Fed officials have expressed optimism that they’ll be able to tame inflation without sending the economy into recession. However, Chair Jerome Powell earlier this week said getting inflation down is the paramount job now.
At a panel discussion earlier this week presented by the European Union, Powell was asked what he would tell the American people about how long it will take for monetary policy to tackle the surging cost of living.
He said he would tell the public, “We fully understand and appreciate the pain people are going through dealing with higher inflation, that we have the tools to address that and the resolve to use them, and that we are committed to and will succeed in getting inflation down to 2%. The process is highly likely to involve some pain, but the worse pain would be from failing to address this high inflation and allowing it to become persistent.”
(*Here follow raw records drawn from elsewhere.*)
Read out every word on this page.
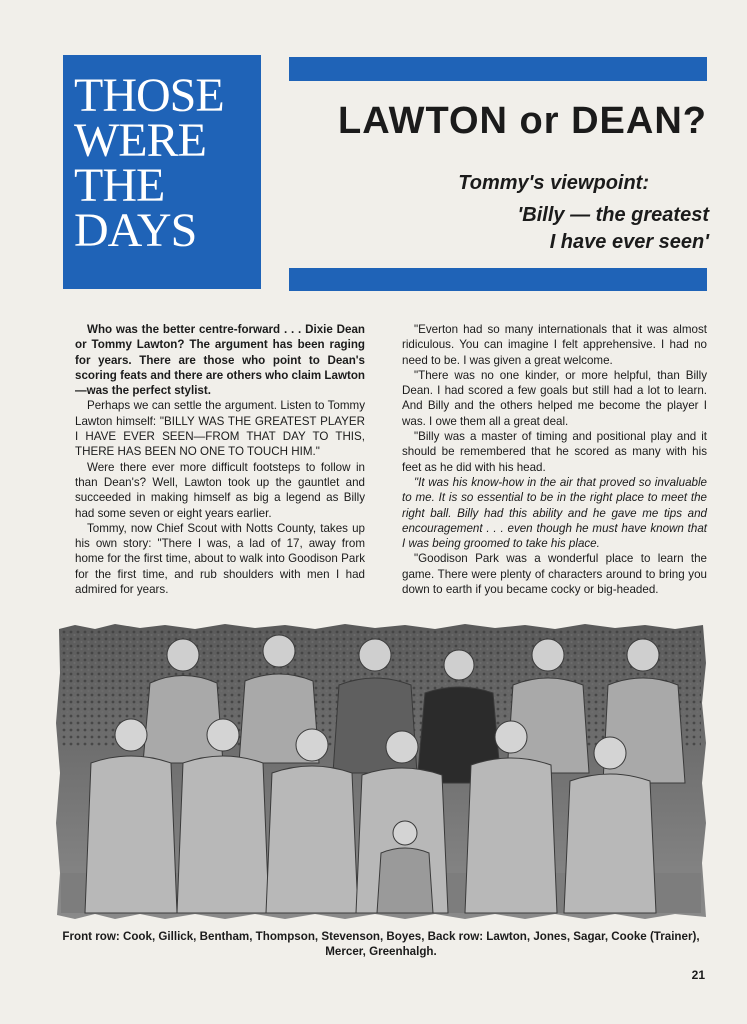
THOSE
WERE
THE
DAYS
LAWTON or DEAN?
Tommy's viewpoint:
'Billy — the greatest
I have ever seen'

Who was the better centre-forward . . . Dixie Dean or Tommy Lawton? The argument has been raging for years. There are those who point to Dean's scoring feats and there are others who claim Lawton—was the perfect stylist.

Perhaps we can settle the argument. Listen to Tommy Lawton himself: "BILLY WAS THE GREATEST PLAYER I HAVE EVER SEEN—FROM THAT DAY TO THIS, THERE HAS BEEN NO ONE TO TOUCH HIM."

Were there ever more difficult footsteps to follow in than Dean's? Well, Lawton took up the gauntlet and succeeded in making himself as big a legend as Billy had some seven or eight years earlier.

Tommy, now Chief Scout with Notts County, takes up his own story: "There I was, a lad of 17, away from home for the first time, about to walk into Goodison Park for the first time, and rub shoulders with men I had admired for years.

"Everton had so many internationals that it was almost ridiculous. You can imagine I felt apprehensive. I had no need to be. I was given a great welcome.

"There was no one kinder, or more helpful, than Billy Dean. I had scored a few goals but still had a lot to learn. And Billy and the others helped me become the player I was. I owe them all a great deal.

"Billy was a master of timing and positional play and it should be remembered that he scored as many with his feet as he did with his head.

"It was his know-how in the air that proved so invaluable to me. It is so essential to be in the right place to meet the right ball. Billy had this ability and he gave me tips and encouragement . . . even though he must have known that I was being groomed to take his place.

"Goodison Park was a wonderful place to learn the game. There were plenty of characters around to bring you down to earth if you became cocky or big-headed.

Front row: Cook, Gillick, Bentham, Thompson, Stevenson, Boyes, Back row: Lawton, Jones, Sagar, Cooke (Trainer), Mercer, Greenhalgh.
21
Whether that turns into recession is unknown. The National Bureau of Economic Research, the official arbiter of recessions and expansions, notes that two consecutive quarters of negative growth isn’t necessary for a recession to be declared. However, since World War II there never has been an instance where the U.S. contracted in consecutive quarters and was not in recession.
To be sure, this tracker can be volatile and swing with every data release. However, Colas noted that the GDPNow model gets more accurate as the quarter progresses.
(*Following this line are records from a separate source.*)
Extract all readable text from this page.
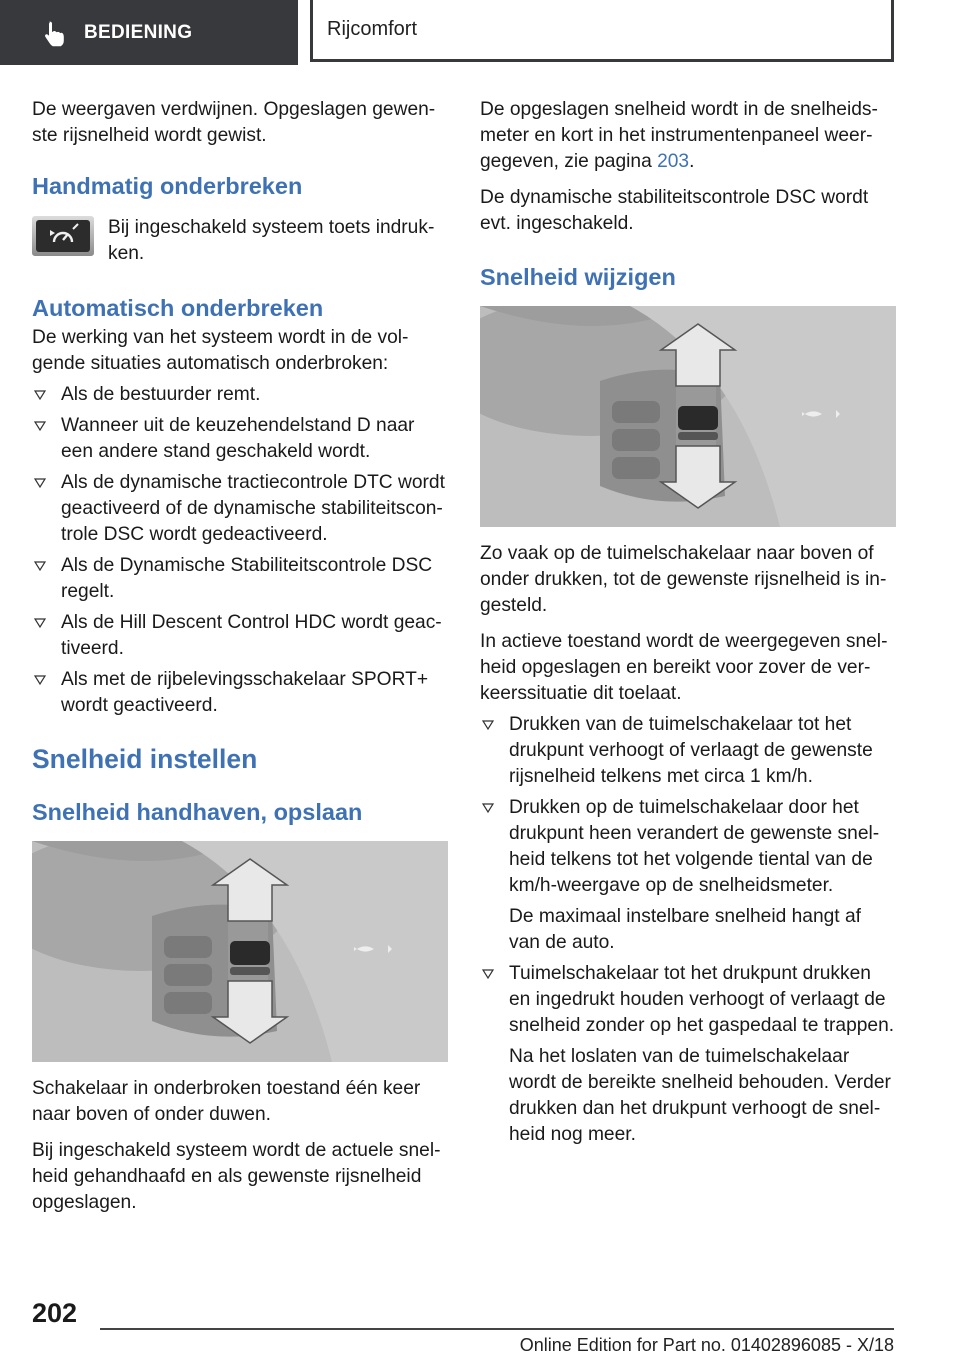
BEDIENING	Rijcomfort

De weergaven verdwijnen. Opgeslagen gewen-ste rijsnelheid wordt gewist.

Handmatig onderbreken

Bij ingeschakeld systeem toets indruk-ken.

Automatisch onderbreken

De werking van het systeem wordt in de vol-gende situaties automatisch onderbroken:

Als de bestuurder remt.
Wanneer uit de keuzehendelstand D naar een andere stand geschakeld wordt.
Als de dynamische tractiecontrole DTC wordt geactiveerd of de dynamische stabiliteitscon-trole DSC wordt gedeactiveerd.
Als de Dynamische Stabiliteitscontrole DSC regelt.
Als de Hill Descent Control HDC wordt geac-tiveerd.
Als met de rijbelevingsschakelaar SPORT+ wordt geactiveerd.
Snelheid instellen
Snelheid handhaven, opslaan

Schakelaar in onderbroken toestand één keer naar boven of onder duwen.

Bij ingeschakeld systeem wordt de actuele snel-heid gehandhaafd en als gewenste rijsnelheid opgeslagen.

De opgeslagen snelheid wordt in de snelheids-meter en kort in het instrumentenpaneel weer-gegeven, zie pagina 203.

De dynamische stabiliteitscontrole DSC wordt evt. ingeschakeld.

Snelheid wijzigen

Zo vaak op de tuimelschakelaar naar boven of onder drukken, tot de gewenste rijsnelheid is in-gesteld.

In actieve toestand wordt de weergegeven snel-heid opgeslagen en bereikt voor zover de ver-keerssituatie dit toelaat.

Drukken van de tuimelschakelaar tot het drukpunt verhoogt of verlaagt de gewenste rijsnelheid telkens met circa 1 km/h.
Drukken op de tuimelschakelaar door het drukpunt heen verandert de gewenste snel-heid telkens tot het volgende tiental van de km/h-weergave op de snelheidsmeter.
De maximaal instelbare snelheid hangt af van de auto.
Tuimelschakelaar tot het drukpunt drukken en ingedrukt houden verhoogt of verlaagt de snelheid zonder op het gaspedaal te trappen.
Na het loslaten van de tuimelschakelaar wordt de bereikte snelheid behouden. Verder drukken dan het drukpunt verhoogt de snel-heid nog meer.
202
Online Edition for Part no. 01402896085 - X/18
“The model’s long-run track record is excellent,” he said. “Since the Atlanta Fed first started running the model in 2011, its average error has been just -0.3 points. From 2011 to 2019 (excluding the economic volatility around the pandemic), its tracking error averaged zero.”
He further noted that U.S. Treasury yields have taken note of the slower growth prospects, falling significantly over the past two weeks.
“Stocks have taken no comfort from the recent decline in yields because they see the same issue portrayed in the GDPNow data: a US economy that is rapidly cooling,” Colas added.